Vergleichbares findet man auch beim Zeitgenossen Jacobus Vrel, der einige solcher Szenen gemalt hat. Noch bis vor ein paar Jahren galt er deshalb als Nachahmer Vermeers (1632- 1675). Und nicht zuletzt wegen der identischen Initialen "JV" wurden die beiden auch in einer Tour verwechselt. Der Kunstkritiker Théophile Thoré, der die Wiederentdeckung Vermeers maßgeblich angestoßen hatte, besaß tatsächlich auch Werke Vrels. Die allerdings hielt der Franzose für echte Vermeers und illustrierte damit 1866 seinen bahnbrechenden Artikel in der "Gazette des Beaux-Arts".
Es ist ja nicht einfach, denn das Hin und Her zwischen Innen und Außen, die Blicke durchs Fenster und die in sich gekehrten Figuren sind bei beiden Malern zu finden. Und über Jacobus Vrel weiß man noch sehr viel weniger als über die "Sphinx von Delft". Weder das Geburts- noch das Sterbedatum ist bekannt, nicht einmal die konkreten Orte sind bislang auszumachen. Zwolle, Bentheim und Frankfurt stehen im Raum, leicht möglich, dass Vrel auch als eine Art Wanderkünstler zwischen Holland und Deutschland unterwegs war.

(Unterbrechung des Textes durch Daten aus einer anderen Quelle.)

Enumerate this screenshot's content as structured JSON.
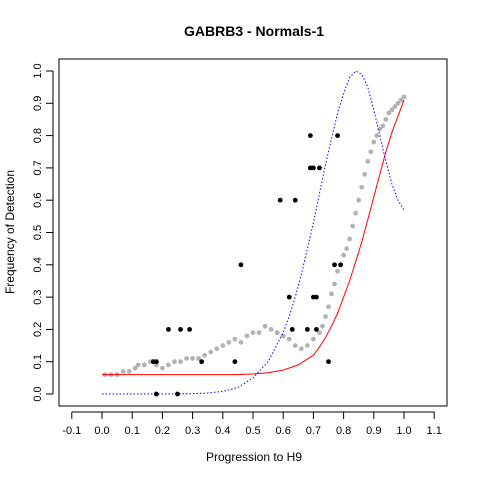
{
  "chart_data": {
    "type": "scatter",
    "title": "GABRB3 - Normals-1",
    "xlabel": "Progression to H9",
    "ylabel": "Frequency of Detection",
    "xlim": [
      -0.1,
      1.1
    ],
    "ylim": [
      0.0,
      1.0
    ],
    "xticks": [
      -0.1,
      0.0,
      0.1,
      0.2,
      0.3,
      0.4,
      0.5,
      0.6,
      0.7,
      0.8,
      0.9,
      1.0,
      1.1
    ],
    "yticks": [
      0.0,
      0.1,
      0.2,
      0.3,
      0.4,
      0.5,
      0.6,
      0.7,
      0.8,
      0.9,
      1.0
    ],
    "grid": false,
    "legend": "none",
    "series": [
      {
        "kind": "gray-smoothed-points",
        "color": "#b3b3b3",
        "x": [
          0.01,
          0.03,
          0.05,
          0.07,
          0.09,
          0.11,
          0.12,
          0.14,
          0.16,
          0.18,
          0.2,
          0.22,
          0.24,
          0.26,
          0.28,
          0.3,
          0.32,
          0.34,
          0.36,
          0.38,
          0.4,
          0.42,
          0.44,
          0.46,
          0.48,
          0.5,
          0.52,
          0.54,
          0.56,
          0.58,
          0.6,
          0.62,
          0.64,
          0.66,
          0.68,
          0.7,
          0.72,
          0.73,
          0.74,
          0.75,
          0.76,
          0.77,
          0.78,
          0.79,
          0.8,
          0.81,
          0.82,
          0.83,
          0.84,
          0.85,
          0.86,
          0.87,
          0.88,
          0.89,
          0.9,
          0.91,
          0.92,
          0.93,
          0.94,
          0.95,
          0.96,
          0.97,
          0.98,
          0.99,
          1.0
        ],
        "y": [
          0.06,
          0.06,
          0.06,
          0.07,
          0.07,
          0.08,
          0.09,
          0.09,
          0.1,
          0.09,
          0.08,
          0.09,
          0.1,
          0.1,
          0.11,
          0.11,
          0.11,
          0.12,
          0.13,
          0.14,
          0.15,
          0.16,
          0.17,
          0.16,
          0.18,
          0.19,
          0.19,
          0.21,
          0.2,
          0.19,
          0.18,
          0.17,
          0.15,
          0.14,
          0.15,
          0.17,
          0.19,
          0.21,
          0.24,
          0.27,
          0.31,
          0.34,
          0.38,
          0.4,
          0.43,
          0.45,
          0.48,
          0.52,
          0.56,
          0.6,
          0.64,
          0.68,
          0.72,
          0.75,
          0.78,
          0.8,
          0.82,
          0.83,
          0.85,
          0.87,
          0.88,
          0.89,
          0.9,
          0.91,
          0.92
        ]
      },
      {
        "kind": "black-points",
        "color": "#000000",
        "x": [
          0.18,
          0.18,
          0.22,
          0.25,
          0.26,
          0.29,
          0.33,
          0.44,
          0.46,
          0.59,
          0.62,
          0.63,
          0.64,
          0.68,
          0.69,
          0.69,
          0.7,
          0.7,
          0.71,
          0.71,
          0.72,
          0.75,
          0.77,
          0.78,
          0.79,
          0.17
        ],
        "y": [
          0.1,
          0.0,
          0.2,
          0.0,
          0.2,
          0.2,
          0.1,
          0.1,
          0.4,
          0.6,
          0.3,
          0.2,
          0.6,
          0.2,
          0.8,
          0.7,
          0.7,
          0.3,
          0.3,
          0.2,
          0.7,
          0.1,
          0.4,
          0.8,
          0.4,
          0.1
        ]
      },
      {
        "kind": "fitted-curve",
        "color": "#ff0000",
        "x": [
          0.0,
          0.1,
          0.2,
          0.3,
          0.4,
          0.45,
          0.5,
          0.55,
          0.6,
          0.65,
          0.7,
          0.72,
          0.74,
          0.76,
          0.78,
          0.8,
          0.82,
          0.84,
          0.86,
          0.88,
          0.9,
          0.92,
          0.94,
          0.96,
          0.98,
          1.0
        ],
        "y": [
          0.06,
          0.06,
          0.06,
          0.06,
          0.06,
          0.06,
          0.062,
          0.066,
          0.074,
          0.09,
          0.12,
          0.145,
          0.175,
          0.21,
          0.25,
          0.3,
          0.35,
          0.41,
          0.47,
          0.54,
          0.61,
          0.68,
          0.75,
          0.81,
          0.86,
          0.91
        ]
      },
      {
        "kind": "density-curve",
        "color": "#0000ff",
        "x": [
          0.0,
          0.1,
          0.2,
          0.3,
          0.35,
          0.4,
          0.45,
          0.5,
          0.55,
          0.6,
          0.62,
          0.64,
          0.66,
          0.68,
          0.7,
          0.72,
          0.74,
          0.76,
          0.78,
          0.8,
          0.82,
          0.84,
          0.86,
          0.88,
          0.9,
          0.92,
          0.94,
          0.96,
          0.98,
          1.0
        ],
        "y": [
          0.0,
          0.0,
          0.0,
          0.001,
          0.003,
          0.008,
          0.02,
          0.05,
          0.1,
          0.19,
          0.24,
          0.3,
          0.37,
          0.45,
          0.53,
          0.62,
          0.71,
          0.79,
          0.87,
          0.93,
          0.98,
          1.0,
          0.99,
          0.95,
          0.88,
          0.8,
          0.72,
          0.65,
          0.6,
          0.57
        ]
      }
    ]
  }
}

Es gibt lediglich ein einziges datiertes Interieur - von 1654 und auf Holz gemalt. Das ist der Schlüssel zu einer fabelhaften Entdeckung. Denn durch dendrochronologischen Untersuchungen von etwa 50 Tafeln konnte endlich ein zeitlicher Rahmen abgesteckt werden, der sich zwar mit der Schaffensphase Vermeers überschneidet, aber auch klar macht: Vrel war früher dran - um 1630 - und könnte Vermeer sogar inspiriert haben.
Jacobus Vrel zeigt
frühe Schanigärten auf seinen Gemälden
Darüber darf man ab morgen in einer klug konzipierten ersten Retrospektive im Mauritshuis in Den Haag sinnieren. Das Timing könnte trotz Corona-bedingter Verschiebung kaum besser sein. Vor nicht einmal einer Woche hat die Vermeer-Superschau im Amsterdamer Rijksmuseum begonnen, und viele werden wohl einen Abstecher ins nur 60 Kilometer entfernte Den Haag einplanen.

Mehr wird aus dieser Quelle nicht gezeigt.